Image copyright © by Marcus Trahan

Luther

(2010)

Luther (2010) Somewhere in London a little girl is sealed in an airtight box, and her oxygen is running out. The only man who knows where she is (the psychopath who put her there) is dangling by his fingertips over a three- or four-story drop. DCI John Luther (Idris Elba) is standing over him. The psycho pleads for Luther to pull him up, and Luther says tell me where the girl is first. The psycho spills it, Luther calls it in, and the girl is rescued in the nick of time. Now pull me up, says psycho. First, tell me about the three other children you killed this way, and if there were any more. No more, no more, just the three, the psycho babbles. Now pull me up. Luther just stands there, and the psycho slips and falls.

But he doesn’t die. He is in a coma, and seven months later when the inquiry finds that Luther did nothing wrong, the fuckhead is still alive, and hanging like a sword over Luther’s head. Everyone on the force seems to know that Luther let him die, and they view him with suspicion. Luther himself is tormented by his act, and worried that the killer will peach on him.

And I say … bullshit. I mean, Luther can be tormented to his heart’s content. (I would have stomped on his fingers.) But this story does not describe any police force in the world. I believe ninety-nine percent of cops anywhere would have stomped on his fingers. But more importantly, all cops, anywhere in the world, would have instantly known what to do. They would know how to tailor their testimony so that it was clear that Luther was entirely innocent of wrong-doing, and just about all of them would have been happy to stand him to a pint at the local for what he did. I would be proud to buy him one, too.
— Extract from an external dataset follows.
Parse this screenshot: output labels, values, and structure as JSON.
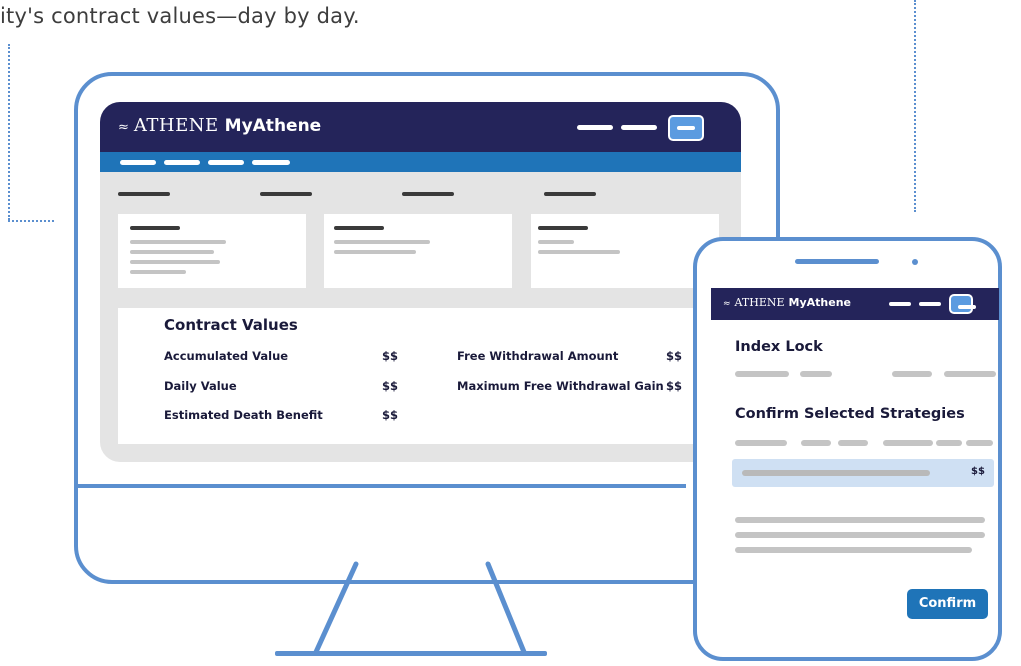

As for the killer’s potential “testimony” … good lord, the chances of him actually remembering anything, should he come awake after such head trauma and seven months in a coma, approach zero. And if he does, so fucking what? Would any jury in the world believe the testimony of a monster who suffocated three little children? Show them to me, if you think you can. Not even the judge who let that mass murderer, the “affluenza” kid walk (and as of this writing, flee!) would not accept that.

So what am I, just a lot worse than most people? I’ll cop to that, and it will never cause me a sleepless night. But I just didn’t believe any part of this first episode of the series that has received a lot of praise. And I’m afraid it only gets worse.
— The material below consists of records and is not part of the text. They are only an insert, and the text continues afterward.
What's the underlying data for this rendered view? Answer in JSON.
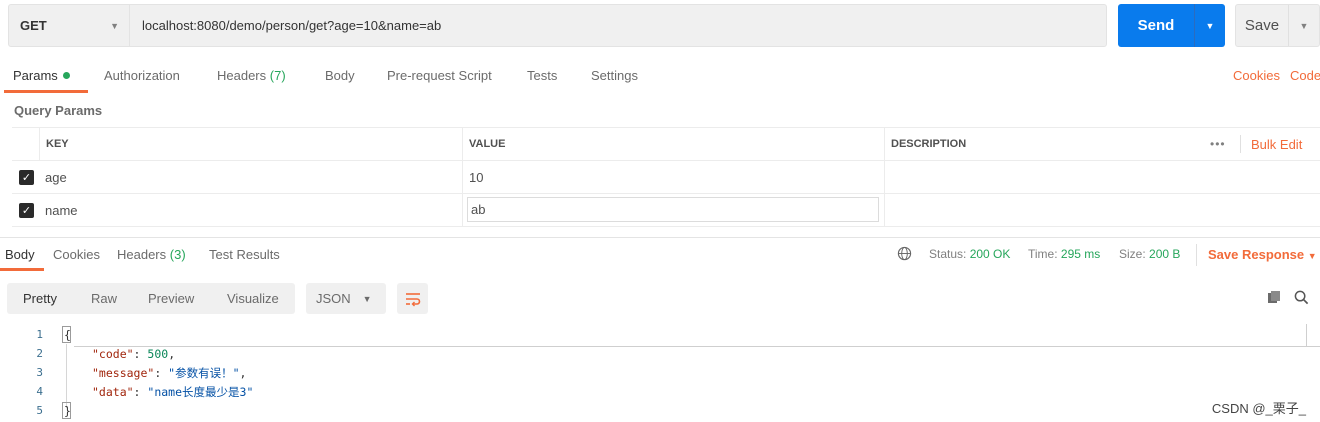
{
  "request": {
    "method": "GET",
    "url": "localhost:8080/demo/person/get?age=10&name=ab",
    "send_label": "Send",
    "save_label": "Save"
  },
  "request_tabs": {
    "params": "Params",
    "authorization": "Authorization",
    "headers": "Headers",
    "headers_count": "(7)",
    "body": "Body",
    "prerequest": "Pre-request Script",
    "tests": "Tests",
    "settings": "Settings",
    "cookies": "Cookies",
    "code": "Code"
  },
  "query_params": {
    "title": "Query Params",
    "columns": [
      "KEY",
      "VALUE",
      "DESCRIPTION"
    ],
    "more": "•••",
    "bulk_edit": "Bulk Edit",
    "rows": [
      {
        "key": "age",
        "value": "10",
        "description": "",
        "checked": true
      },
      {
        "key": "name",
        "value": "ab",
        "description": "",
        "checked": true
      }
    ]
  },
  "response_tabs": {
    "body": "Body",
    "cookies": "Cookies",
    "headers": "Headers",
    "headers_count": "(3)",
    "test_results": "Test Results"
  },
  "response_status": {
    "status_label": "Status:",
    "status_value": "200 OK",
    "time_label": "Time:",
    "time_value": "295 ms",
    "size_label": "Size:",
    "size_value": "200 B",
    "save_response": "Save Response"
  },
  "format": {
    "modes": [
      "Pretty",
      "Raw",
      "Preview",
      "Visualize"
    ],
    "active": "Pretty",
    "language": "JSON"
  },
  "code_lines": {
    "numbers": [
      "1",
      "2",
      "3",
      "4",
      "5"
    ],
    "open": "{",
    "close": "}",
    "code_key": "\"code\"",
    "code_value": "500",
    "message_key": "\"message\"",
    "message_value": "\"参数有误！\"",
    "data_key": "\"data\"",
    "data_value": "\"name长度最少是3\""
  },
  "watermark": "CSDN @_栗子_",
  "colors": {
    "accent": "#f26b3a",
    "send": "#097bed",
    "success": "#26a65b"
  }
}
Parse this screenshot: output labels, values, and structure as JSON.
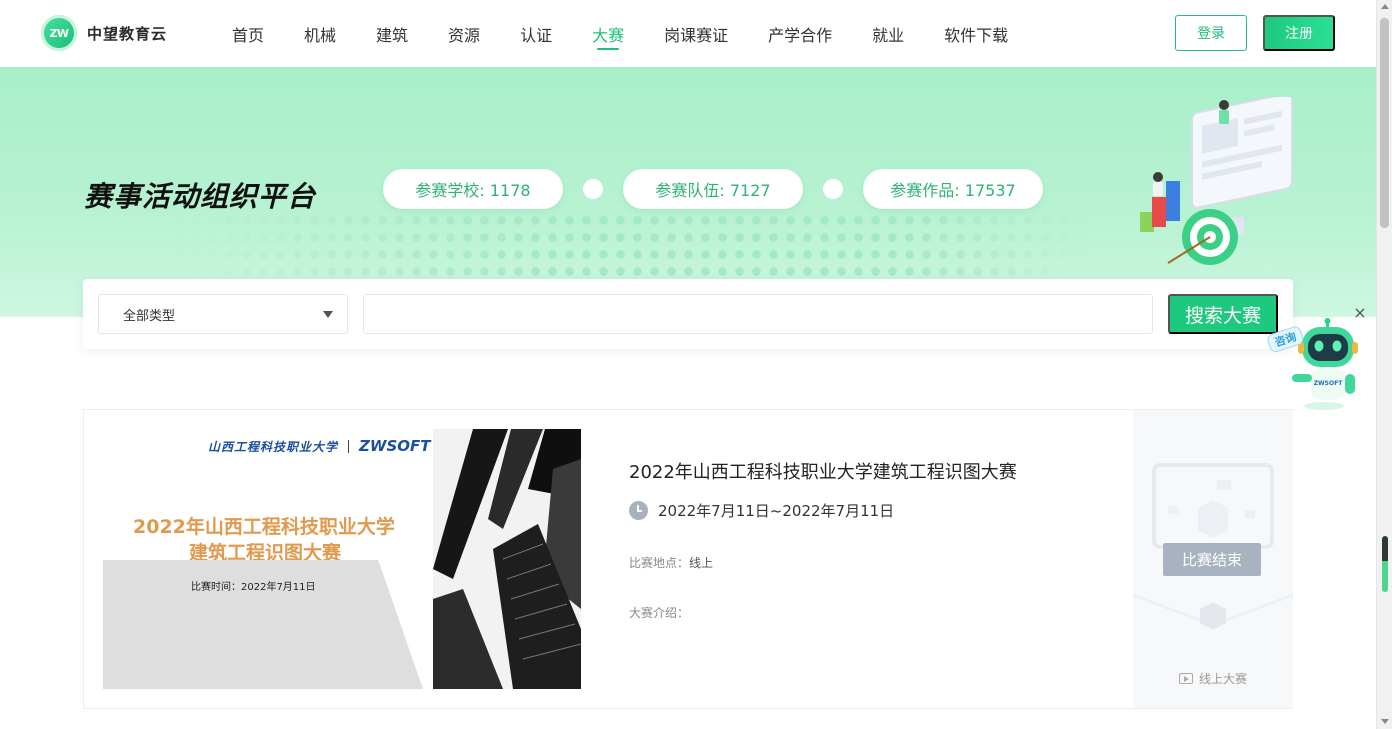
{
  "header": {
    "logo_badge": "ZW",
    "logo_text": "中望教育云",
    "nav": [
      {
        "label": "首页"
      },
      {
        "label": "机械"
      },
      {
        "label": "建筑"
      },
      {
        "label": "资源"
      },
      {
        "label": "认证"
      },
      {
        "label": "大赛",
        "active": true
      },
      {
        "label": "岗课赛证"
      },
      {
        "label": "产学合作"
      },
      {
        "label": "就业"
      },
      {
        "label": "软件下载"
      }
    ],
    "login_label": "登录",
    "register_label": "注册"
  },
  "banner": {
    "title": "赛事活动组织平台",
    "stats": {
      "schools": "参赛学校: 1178",
      "teams": "参赛队伍: 7127",
      "works": "参赛作品: 17537"
    }
  },
  "search": {
    "type_selected": "全部类型",
    "input_value": "",
    "button_label": "搜索大赛"
  },
  "consult": {
    "label": "咨询",
    "robot_text": "ZWSOFT",
    "close_glyph": "×"
  },
  "competition": {
    "poster": {
      "logo_cn": "山西工程科技职业大学",
      "logo_en": "ZWSOFT",
      "title_line1": "2022年山西工程科技职业大学",
      "title_line2": "建筑工程识图大赛",
      "date_text": "比赛时间：2022年7月11日"
    },
    "title": "2022年山西工程科技职业大学建筑工程识图大赛",
    "time": "2022年7月11日~2022年7月11日",
    "location_label": "比赛地点：",
    "location_value": "线上",
    "intro_label": "大赛介绍：",
    "intro_value": "",
    "status": "比赛结束",
    "mode": "线上大赛"
  },
  "colors": {
    "brand": "#1fbf7a",
    "banner_bg": "#b8f2d3",
    "status_badge": "#a8b2c0"
  }
}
The first case Luther is called on to solve is the murder of a man, a woman, and their dog. He questions their super-genius distraught daughter, and quickly decides that she is a narcissistic sociopath who gets off on doing bad stuff and getting away with it. She pretty much admits it, smiles, and dares him to find any evidence that will put her away. And he can’t. Which I have no problem with. In fact, I like it in fiction when (every once in a while; let’s not make a habit of it) the bad guy or girl gets away. But soon she is threatening his ex-wife, holding a hatpin to her ear. And here is where, as soon as I learn about it, I grab my old cricket bat and put her down like a mad dog, and use my police skills to make sure her body is never found. She has proved she is capable of cold-blooded murder, she has threatened to kill someone dear to me. What more do you need to know? Again, I guess I’m just a rotten person compared to John Luther.
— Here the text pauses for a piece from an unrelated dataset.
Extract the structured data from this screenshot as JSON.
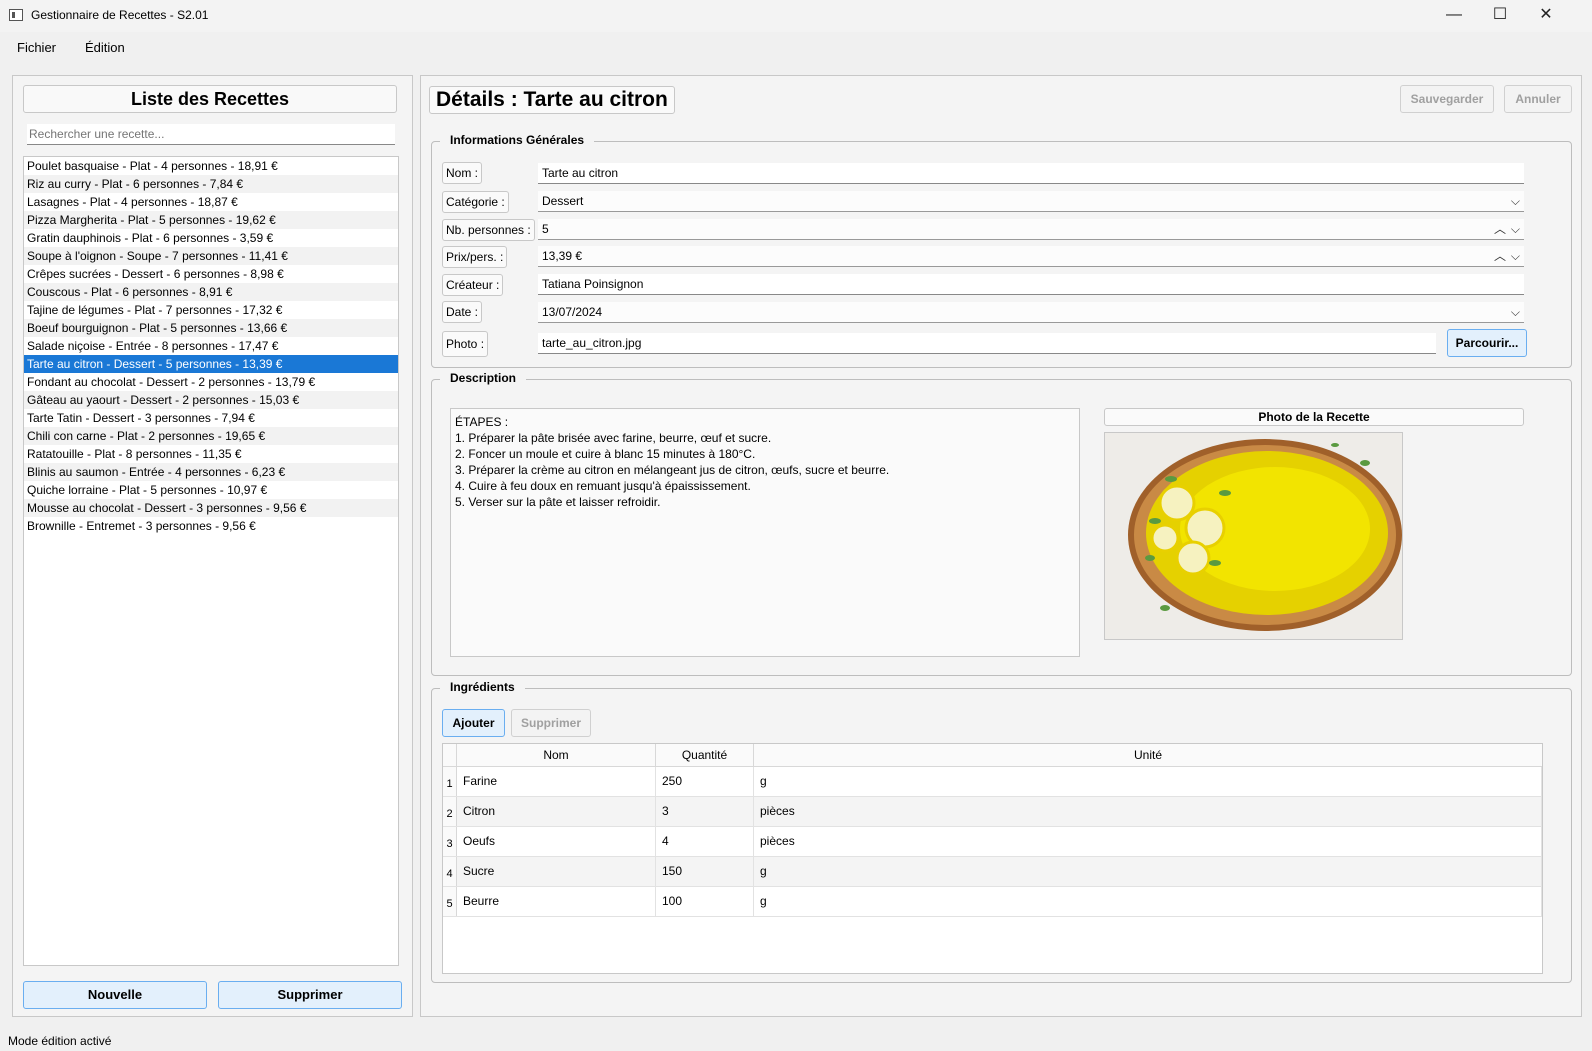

But now it gets really ridiculous. He seems fascinated by this bitch, and allows her to taunt him about the comatose psychopath and many other things. It looks like an actual friendship is developing, gods help us all. I checked ahead at Wiki, and sure enough, she continues to show up. They become a sort of team. It is to vomit.

As if this piece of shit couldn’t get any worse, in the second episode we find Luther and the whole namby-pamby London force trying to stop an insane ex-soldier who has already killed six cops! In the finale Luther finds him, goes in without backup or a gun. Naturally the killer gets the drop on him, and while being brutally rifle-whipped, Luther uses “psychology” to subdue him … by calling him a bed-wetter, a weakling, a daddy’s boy, and a ponce. I was trying hard not to laugh out loud, but my disgust with the whole stupid situation helped me a lot. There were many other scenes almost as bad as this one. What a hot mess this shit is. I can’t imagine why anyone likes it.